Gold sets record high above $1,040 in Europe
Gold surged to a record high above 1,040 per ounce on Tuesday, with buying fuelled by dollar weakness after a report, later denied, that Gulf Arab states were considering abandoning the US currency for oil trade.
Both spot gold prices and US gold futures have benefited from a convergence of factors including the dollar's decline, technical buying momentum and worries about potential inflation as central banks struggle to emerge from unprecedented fiscal stimulus measures. "In an environment where interest rates are virtually zero, the incremental cost of moving into gold is nil.
It stands to reason for investors that gold is more desirable," said Jack Ablin, chief investment officer at Harris private bank in Chicago. Spot gold hit a historic $1,043.45 per ounce and was last up 2.2 percent at $1,039.55, compared with $1,016.65 quoted late in New York on Monday. US gold futures hit a record high, while the metal also hit six-month highs when priced in sterling and euros, breaking above 700 euros an ounce for the first time since early April.
Peter Fertig, a consultant at Quantitative Commodity Research, said the final quarter was typically strong for gold, due to rising jewellery demand - a weaker than usual factor this year - and as the dollar is seasonally soft. Physical demand for the metal also trickled through. The largest gold exchange-traded fund, New York's SPDR Gold Trust, said its holdings rose 1.5 tonnes on Monday.
Traders said they were also seeing rising demand in India, the largest consumer of gold last year, ahead of the Diwali festival on October 19. Mark Cutifani, chief executive of AngloGold Ashanti, said he saw gold prices at $950-1,100 an ounce in the next 12 months, and they could break $1,100 if the US economy continued to dip and investment demand rises.
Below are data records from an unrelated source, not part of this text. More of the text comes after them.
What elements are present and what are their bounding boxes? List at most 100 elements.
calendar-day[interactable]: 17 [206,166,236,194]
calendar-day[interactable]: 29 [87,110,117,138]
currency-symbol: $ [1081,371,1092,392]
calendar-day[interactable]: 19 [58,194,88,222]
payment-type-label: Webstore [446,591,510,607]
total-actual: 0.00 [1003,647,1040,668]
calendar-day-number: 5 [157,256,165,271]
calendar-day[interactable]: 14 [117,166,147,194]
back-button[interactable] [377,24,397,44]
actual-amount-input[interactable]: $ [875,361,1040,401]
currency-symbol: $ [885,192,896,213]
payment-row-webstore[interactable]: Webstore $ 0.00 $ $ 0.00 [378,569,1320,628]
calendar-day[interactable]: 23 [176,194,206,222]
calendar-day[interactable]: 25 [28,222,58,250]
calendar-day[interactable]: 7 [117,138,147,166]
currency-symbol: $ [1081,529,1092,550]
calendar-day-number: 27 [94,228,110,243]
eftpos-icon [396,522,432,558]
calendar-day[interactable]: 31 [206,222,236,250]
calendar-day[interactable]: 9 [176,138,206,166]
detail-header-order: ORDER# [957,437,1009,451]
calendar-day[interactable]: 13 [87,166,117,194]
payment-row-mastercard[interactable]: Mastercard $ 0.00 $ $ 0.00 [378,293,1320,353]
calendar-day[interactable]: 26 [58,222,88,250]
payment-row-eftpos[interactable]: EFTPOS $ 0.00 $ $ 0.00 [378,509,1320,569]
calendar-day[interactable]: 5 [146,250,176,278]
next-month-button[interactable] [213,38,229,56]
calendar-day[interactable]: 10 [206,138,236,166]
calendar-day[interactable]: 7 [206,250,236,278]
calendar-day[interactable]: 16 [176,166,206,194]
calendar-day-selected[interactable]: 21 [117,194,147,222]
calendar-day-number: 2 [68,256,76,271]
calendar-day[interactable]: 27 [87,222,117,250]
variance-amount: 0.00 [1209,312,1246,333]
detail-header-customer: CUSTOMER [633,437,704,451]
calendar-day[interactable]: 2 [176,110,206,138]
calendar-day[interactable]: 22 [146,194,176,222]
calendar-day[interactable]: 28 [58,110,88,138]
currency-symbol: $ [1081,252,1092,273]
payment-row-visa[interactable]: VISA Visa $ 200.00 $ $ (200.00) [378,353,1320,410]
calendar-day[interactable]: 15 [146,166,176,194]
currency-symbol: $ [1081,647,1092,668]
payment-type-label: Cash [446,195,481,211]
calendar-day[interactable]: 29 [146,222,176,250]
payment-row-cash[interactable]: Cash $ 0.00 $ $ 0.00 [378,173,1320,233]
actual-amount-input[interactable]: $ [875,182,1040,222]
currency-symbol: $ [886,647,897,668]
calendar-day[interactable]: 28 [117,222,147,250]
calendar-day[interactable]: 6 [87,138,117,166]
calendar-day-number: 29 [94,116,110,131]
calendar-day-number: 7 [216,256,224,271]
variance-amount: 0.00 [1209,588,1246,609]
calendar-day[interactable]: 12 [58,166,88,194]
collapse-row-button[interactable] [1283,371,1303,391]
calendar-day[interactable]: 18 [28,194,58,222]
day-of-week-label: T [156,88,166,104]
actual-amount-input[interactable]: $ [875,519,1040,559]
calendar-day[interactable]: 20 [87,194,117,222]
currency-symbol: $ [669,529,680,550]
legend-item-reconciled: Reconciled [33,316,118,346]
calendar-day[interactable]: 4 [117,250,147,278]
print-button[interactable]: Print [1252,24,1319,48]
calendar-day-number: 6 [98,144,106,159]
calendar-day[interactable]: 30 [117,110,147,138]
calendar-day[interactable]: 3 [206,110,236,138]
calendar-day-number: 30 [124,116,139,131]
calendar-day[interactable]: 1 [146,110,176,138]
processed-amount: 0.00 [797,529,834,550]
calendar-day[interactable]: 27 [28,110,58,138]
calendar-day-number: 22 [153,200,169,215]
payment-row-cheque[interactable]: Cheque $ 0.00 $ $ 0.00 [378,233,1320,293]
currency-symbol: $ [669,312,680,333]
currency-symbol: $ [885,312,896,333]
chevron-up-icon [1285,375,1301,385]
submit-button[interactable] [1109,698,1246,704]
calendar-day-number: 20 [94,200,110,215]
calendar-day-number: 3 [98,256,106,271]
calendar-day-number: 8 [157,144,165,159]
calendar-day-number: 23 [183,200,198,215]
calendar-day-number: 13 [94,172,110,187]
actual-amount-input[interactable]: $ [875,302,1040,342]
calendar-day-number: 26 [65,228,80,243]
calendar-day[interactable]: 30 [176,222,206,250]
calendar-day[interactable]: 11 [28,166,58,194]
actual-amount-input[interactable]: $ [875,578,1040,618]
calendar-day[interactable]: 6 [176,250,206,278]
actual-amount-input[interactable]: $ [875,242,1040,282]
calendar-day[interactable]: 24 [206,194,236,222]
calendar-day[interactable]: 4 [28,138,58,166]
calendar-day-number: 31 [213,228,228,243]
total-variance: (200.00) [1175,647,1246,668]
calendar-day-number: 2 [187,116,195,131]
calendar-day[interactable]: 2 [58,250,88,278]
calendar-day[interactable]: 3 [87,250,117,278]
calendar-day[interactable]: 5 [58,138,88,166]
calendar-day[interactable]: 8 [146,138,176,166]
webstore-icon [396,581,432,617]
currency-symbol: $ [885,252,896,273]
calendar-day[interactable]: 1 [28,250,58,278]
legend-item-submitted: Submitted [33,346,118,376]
The yellow metal's gains helped lift silver to a two-week high of $17.36 an ounce as investors bought it as a cheaper proxy for gold. The precious and industrial metal was later at $17.33 an ounce against $16.59. Palladium hits its highest since August last year at $308.50 against $298.50. Platinum, the precious metal widely used in autocatalyst manufacturing, also benefited from gold's climb, as well as the better appetite for risk demonstrated by rising equity markets. Platinum was at $1,313 an ounce against $1,293.